Zegar tyka każdemu ,
Ucieka czas, ucieka szczęście…
Z każdym dniem coraz mniej go – nie więcej .
Życie tak szybko nam przemija …
Wraz z nim i szczęścia ubywa…
I choć, marzenia powoli się spełniają,
To cóż z tego?
Skoro i tak pełni szczęścia nie dają!
Nurtujące umysł pytania zmuszają do myślenia !

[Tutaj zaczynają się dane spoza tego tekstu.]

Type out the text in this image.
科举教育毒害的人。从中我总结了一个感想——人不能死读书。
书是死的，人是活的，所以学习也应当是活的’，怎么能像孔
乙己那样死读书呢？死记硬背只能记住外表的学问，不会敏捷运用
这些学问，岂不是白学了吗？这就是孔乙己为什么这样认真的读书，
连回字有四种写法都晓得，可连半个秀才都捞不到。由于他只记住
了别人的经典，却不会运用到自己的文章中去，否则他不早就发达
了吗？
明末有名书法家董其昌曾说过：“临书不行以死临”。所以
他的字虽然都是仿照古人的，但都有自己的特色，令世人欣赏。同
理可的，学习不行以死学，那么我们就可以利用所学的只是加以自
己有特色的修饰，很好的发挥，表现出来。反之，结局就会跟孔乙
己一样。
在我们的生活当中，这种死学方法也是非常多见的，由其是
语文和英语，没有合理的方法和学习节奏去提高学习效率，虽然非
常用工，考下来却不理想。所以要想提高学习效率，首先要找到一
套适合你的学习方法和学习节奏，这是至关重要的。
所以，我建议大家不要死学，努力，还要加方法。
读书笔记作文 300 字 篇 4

Czy urodzić się by umrzeć?
To cel naszego istenia ?
Czasem , wystarczy jedna mała chwila …
Jesteś…
I już Cię nie ma !
Ty!
Też dasz radę odpowiedzieć Sobie na to ?
Jak myślisz…
Dlaczego młodzi ludzie cierpiąc umierają?
A inni z łatwością życia się bezgranicznie pozbywają ?
Niesprawiedliwe…
Przekorne …
Przeciwne…
Po co więc nadzieje?
Po co te marzenia ?
Po co zakładać życiowe cele ?
Może…
Nie dla spełnienia ?
Najlepsze lekarstwo –to żyć dniem dzisiejszym!
Kochać , śmiać się , cieszyć każdą szczęśliwą chwilą!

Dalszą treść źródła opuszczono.